A higher dividend payout ratio leaves a lower percentage of total income within the company. This means that while the owners are receiving income, the company’s ability to grow may be hampered by a lack of income to reinvest. Moreover, where the payout is too high, it may indicate that the dividend is too high and in danger of being reduced.

Lower dividend payout ratios are often found in companies that prefer to reinvest their income into the business. This reinvestment if sensibly performed in order to produce growth will hopefully, eventually increase income. That increased income could then cause the company to appreciate in value and/or increase its dividends.

Those companies that have decreased their dividend payout ratios while still raising their dividends could be considered to have strong prospects of both future dividend growth and potential appreciation (or at least greater value).
Within the financial industry, several competitors needed to reduce their dividends at the onset of the recent financial crisis and hold reserves to offset potential future losses. Additionally, many did have future losses and/or reduced income since the crisis.
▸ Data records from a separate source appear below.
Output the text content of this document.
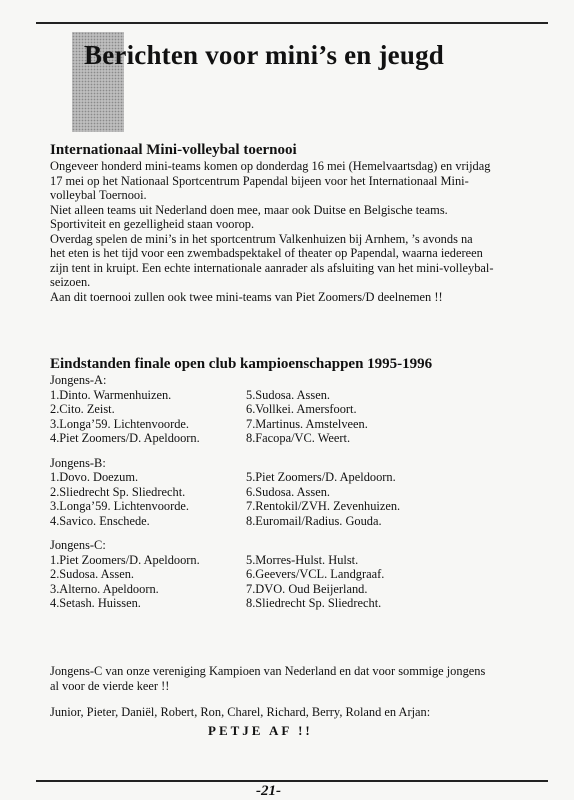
Berichten voor mini’s en jeugd
Internationaal Mini-volleybal toernooi
Ongeveer honderd mini-teams komen op donderdag 16 mei (Hemelvaartsdag) en vrijdag
17 mei op het Nationaal Sportcentrum Papendal bijeen voor het Internationaal Mini-
volleybal Toernooi.
Niet alleen teams uit Nederland doen mee, maar ook Duitse en Belgische teams.
Sportiviteit en gezelligheid staan voorop.
Overdag spelen de mini’s in het sportcentrum Valkenhuizen bij Arnhem, ’s avonds na
het eten is het tijd voor een zwembadspektakel of theater op Papendal, waarna iedereen
zijn tent in kruipt. Een echte internationale aanrader als afsluiting van het mini-volleybal-
seizoen.
Aan dit toernooi zullen ook twee mini-teams van Piet Zoomers/D deelnemen !!
Eindstanden finale open club kampioenschappen 1995-1996
Jongens-A:
1.Dinto. Warmenhuizen.
2.Cito. Zeist.
3.Longa’59. Lichtenvoorde.
4.Piet Zoomers/D. Apeldoorn.
5.Sudosa. Assen.
6.Vollkei. Amersfoort.
7.Martinus. Amstelveen.
8.Facopa/VC. Weert.
Jongens-B:
1.Dovo. Doezum.
2.Sliedrecht Sp. Sliedrecht.
3.Longa’59. Lichtenvoorde.
4.Savico. Enschede.
5.Piet Zoomers/D. Apeldoorn.
6.Sudosa. Assen.
7.Rentokil/ZVH. Zevenhuizen.
8.Euromail/Radius. Gouda.
Jongens-C:
1.Piet Zoomers/D. Apeldoorn.
2.Sudosa. Assen.
3.Alterno. Apeldoorn.
4.Setash. Huissen.
5.Morres-Hulst. Hulst.
6.Geevers/VCL. Landgraaf.
7.DVO. Oud Beijerland.
8.Sliedrecht Sp. Sliedrecht.
Jongens-C van onze vereniging Kampioen van Nederland en dat voor sommige jongens
al voor de vierde keer !!
Junior, Pieter, Daniël, Robert, Ron, Charel, Richard, Berry, Roland en Arjan:
PETJE AF !!
-21-
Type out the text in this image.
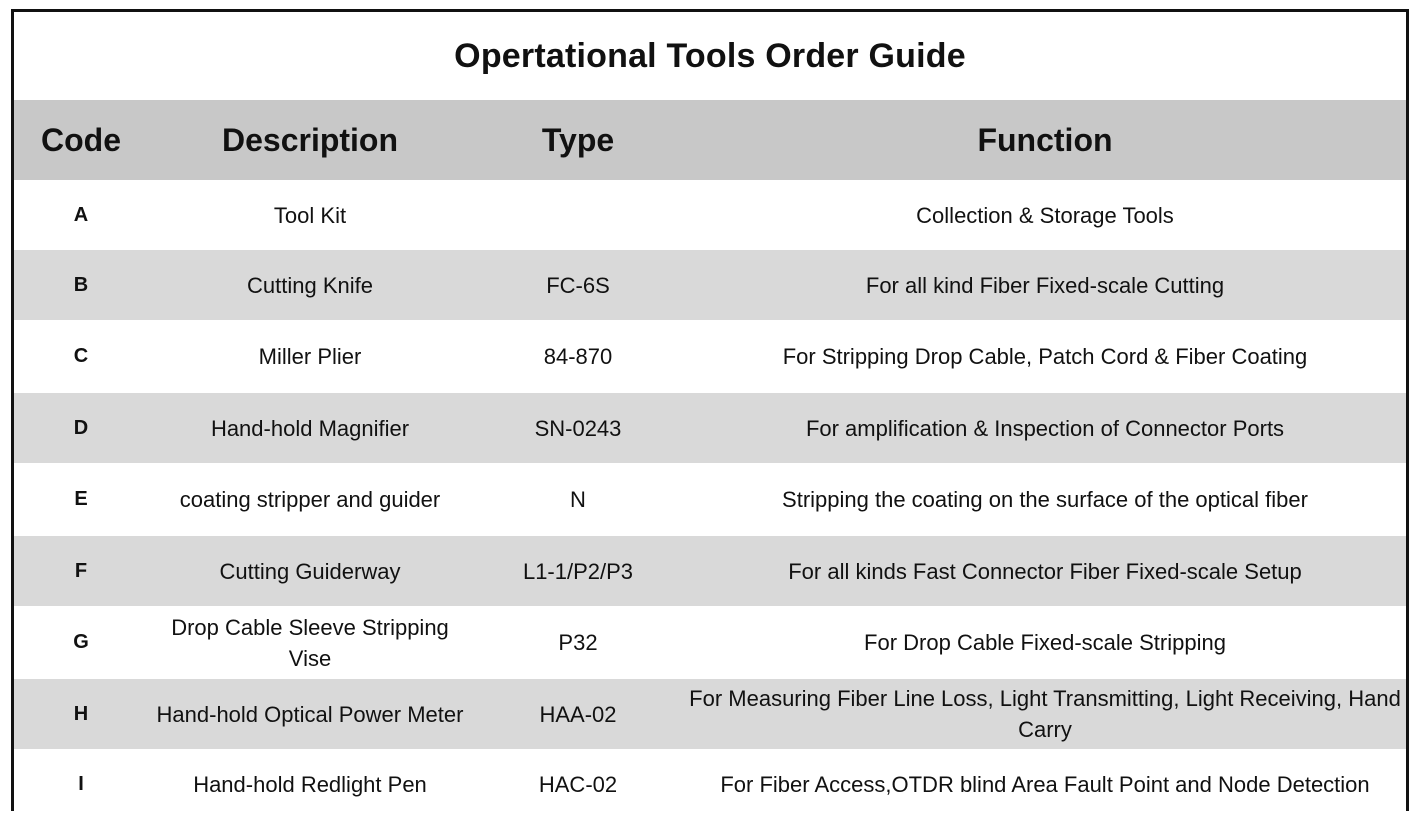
Opertational Tools Order Guide
Code	Description	Type	Function
A	Tool Kit		Collection & Storage Tools
B	Cutting Knife	FC-6S	For all kind Fiber Fixed-scale Cutting
C	Miller Plier	84-870	For Stripping Drop Cable, Patch Cord & Fiber Coating
D	Hand-hold Magnifier	SN-0243	For amplification & Inspection of Connector Ports
E	coating stripper and guider	N	Stripping the coating on the surface of the optical fiber
F	Cutting Guiderway	L1-1/P2/P3	For all kinds Fast Connector Fiber Fixed-scale Setup
G	Drop Cable Sleeve Stripping Vise	P32	For Drop Cable Fixed-scale Stripping
H	Hand-hold Optical Power Meter	HAA-02	For Measuring Fiber Line Loss, Light Transmitting, Light Receiving, Hand Carry
I	Hand-hold Redlight Pen	HAC-02	For Fiber Access,OTDR blind Area Fault Point and Node Detection
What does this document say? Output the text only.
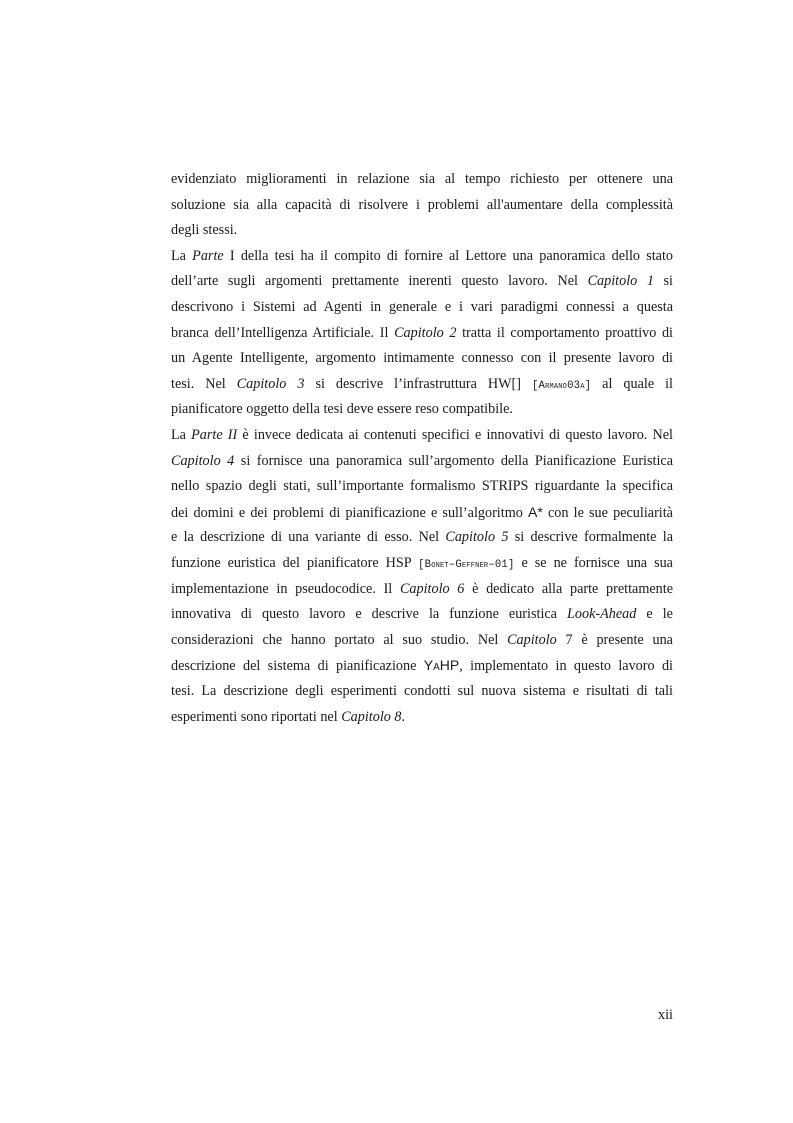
evidenziato miglioramenti in relazione sia al tempo richiesto per ottenere una
soluzione sia alla capacità di risolvere i problemi all'aumentare della complessità
degli stessi.
La Parte I della tesi ha il compito di fornire al Lettore una panoramica dello stato
dell’arte sugli argomenti prettamente inerenti questo lavoro. Nel Capitolo 1 si
descrivono i Sistemi ad Agenti in generale e i vari paradigmi connessi a questa
branca dell’Intelligenza Artificiale. Il Capitolo 2 tratta il comportamento proattivo di
un Agente Intelligente, argomento intimamente connesso con il presente lavoro di
tesi. Nel Capitolo 3 si descrive l’infrastruttura HW[] [Armano03a] al quale il
pianificatore oggetto della tesi deve essere reso compatibile.
La Parte II è invece dedicata ai contenuti specifici e innovativi di questo lavoro. Nel
Capitolo 4 si fornisce una panoramica sull’argomento della Pianificazione Euristica
nello spazio degli stati, sull’importante formalismo STRIPS riguardante la specifica
dei domini e dei problemi di pianificazione e sull’algoritmo A* con le sue peculiarità
e la descrizione di una variante di esso. Nel Capitolo 5 si descrive formalmente la
funzione euristica del pianificatore HSP [Bonet–Geffner–01] e se ne fornisce una sua
implementazione in pseudocodice. Il Capitolo 6 è dedicato alla parte prettamente
innovativa di questo lavoro e descrive la funzione euristica Look-Ahead e le
considerazioni che hanno portato al suo studio. Nel Capitolo 7 è presente una
descrizione del sistema di pianificazione YaHP, implementato in questo lavoro di
tesi. La descrizione degli esperimenti condotti sul nuova sistema e risultati di tali
esperimenti sono riportati nel Capitolo 8.
xii
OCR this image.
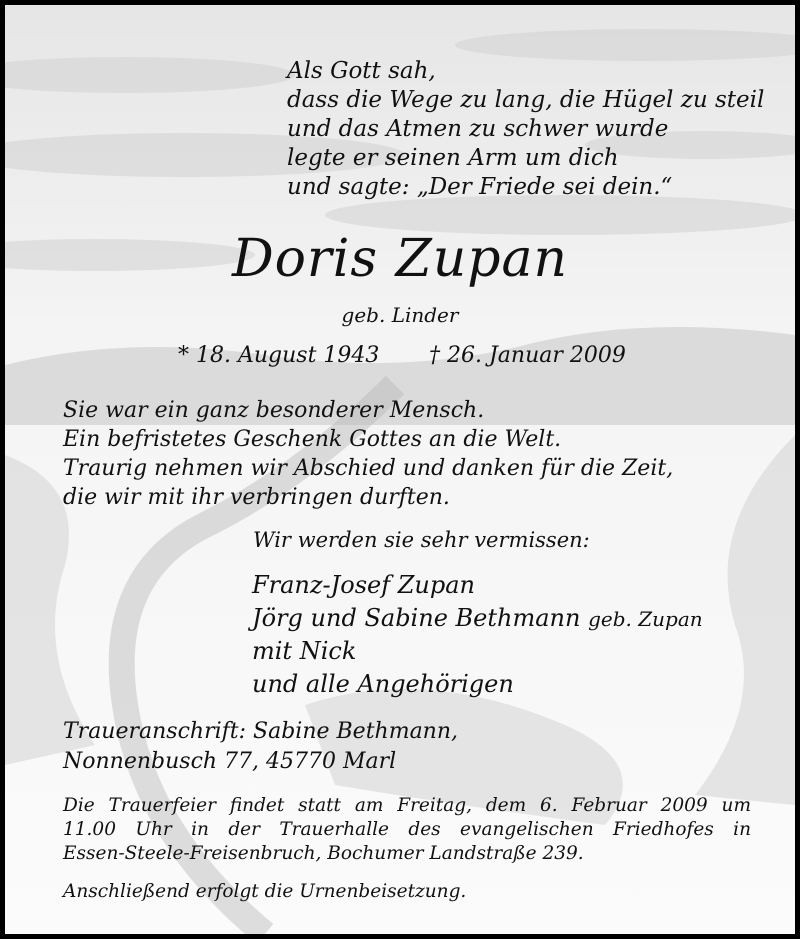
Als Gott sah,
dass die Wege zu lang, die Hügel zu steil
und das Atmen zu schwer wurde
legte er seinen Arm um dich
und sagte: „Der Friede sei dein.“
Doris Zupan
geb. Linder
* 18. August 1943 † 26. Januar 2009
Sie war ein ganz besonderer Mensch.
Ein befristetes Geschenk Gottes an die Welt.
Traurig nehmen wir Abschied und danken für die Zeit,
die wir mit ihr verbringen durften.
Wir werden sie sehr vermissen:
Franz-Josef Zupan
Jörg und Sabine Bethmann geb. Zupan
mit Nick
und alle Angehörigen
Traueranschrift: Sabine Bethmann,
Nonnenbusch 77, 45770 Marl
Die Trauerfeier findet statt am Freitag, dem 6. Februar 2009 um
11.00 Uhr in der Trauerhalle des evangelischen Friedhofes in
Essen-Steele-Freisenbruch, Bochumer Landstraße 239.
Anschließend erfolgt die Urnenbeisetzung.
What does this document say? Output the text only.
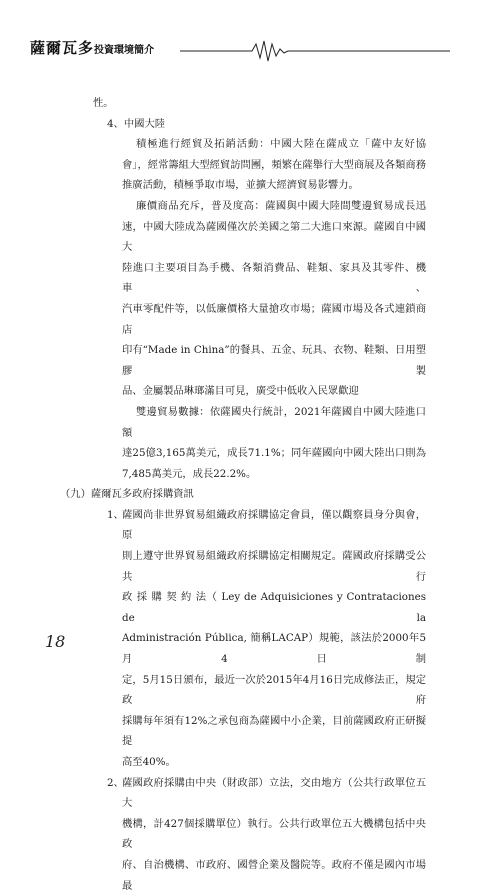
薩爾瓦多投資環境簡介
性。
4、中國大陸
積極進行經貿及拓銷活動：中國大陸在薩成立「薩中友好協
會」，經常籌組大型經貿訪問團，頻繁在薩舉行大型商展及各類商務
推廣活動，積極爭取市場，並擴大經濟貿易影響力。
廉價商品充斥，普及度高：薩國與中國大陸間雙邊貿易成長迅
速，中國大陸成為薩國僅次於美國之第二大進口來源。薩國自中國大
陸進口主要項目為手機、各類消費品、鞋類、家具及其零件、機車、
汽車零配件等，以低廉價格大量搶攻市場；薩國市場及各式連鎖商店
印有“Made in China”的餐具、五金、玩具、衣物、鞋類、日用塑膠製
品、金屬製品琳瑯滿目可見，廣受中低收入民眾歡迎
雙邊貿易數據：依薩國央行統計，2021年薩國自中國大陸進口額
達25億3,165萬美元，成長71.1%；同年薩國向中國大陸出口則為
7,485萬美元，成長22.2%。
（九）薩爾瓦多政府採購資訊
1、
薩國尚非世界貿易組織政府採購協定會員，僅以觀察員身分與會，原
則上遵守世界貿易組織政府採購協定相關規定。薩國政府採購受公共行
政 採 購 契 約 法（ Ley de Adquisiciones y Contrataciones de la
Administración Pública, 簡稱LACAP）規範，該法於2000年5月4日制
定，5月15日頒布，最近一次於2015年4月16日完成修法正，規定政府
採購每年須有12%之承包商為薩國中小企業，目前薩國政府正研擬提
高至40%。
2、
薩國政府採購由中央（財政部）立法，交由地方（公共行政單位五大
機構，計427個採購單位）執行。公共行政單位五大機構包括中央政
府、自治機構、市政府、國營企業及醫院等。政府不僅是國內市場最
18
Nonetheless, several have already begun to raise their dividends and many have been able to do so while reducing their payout ratios.
The following six financial institutions have, over the last 3 years, increased their dividends and decreased their payout ratios:

Cardinal Financial Corp. (NASDAQ:CFNL)
  • Industry: Regional Banks (Southeast)
  • Market cap: $308.4 million.
  • Yield: 1.1%.
  • Short Position: 2.8%
Columbia Banking System Inc. (NASDAQ:COLB)
  • Industry: Savings & Loans
  • Market cap: $681 million.
  • Yield: 1.2%.
  • Short Position: 7.6%
East West Bancorp, Inc. (NASDAQ:EWBC)
  • Industry: Regional Banks (Pacific)
  • Market cap: $2.7 billion.
  • Yield: 1.1%.
  • Short Position: 2.2%
First Commonwealth Financial Corp. (NYSE:FCF)
  • Industry: Regional Banks (Northeast)
  • Market cap: $566 million.
  • Yield: 2.2%.
  • Short Position: 5.7%
Fulton Financial Corp. (NASDAQ:FULT)
  • Industry: Regional Banks (Northeast)
  • Market cap: $2.1 billion.
  • Yield: 1.5%.
  • Short Position: 3.1%
Wells Fargo & Company (NYSE:WFC)
  • Industry: Money Center Banks
  • Market cap: $136 billion.
  • Yield: 1.8%.
  • Short Position: 0.7%
While it appears that financial institutions still carry a good deal of risk, the fact that these companies have been able to both retain more income and increase their dividend payouts is at least one sign of health. Generally speaking, many regional banks are considered risky and potentially now on thin ice, which is seen by their above average short positions.

If this trend continues, these companies may be expected to continue raising their dividends over the coming years. Of course, should any shockwaves hit these businesses, their income may deteriorate and, along with it, any prospects for increased payouts.

Disclosure: I am long WFC.

Disclaimer: Yield is but one factor in choosing a proper investment. Potential trust investments should be considered on their own merit and relative to the total portfolio of investments.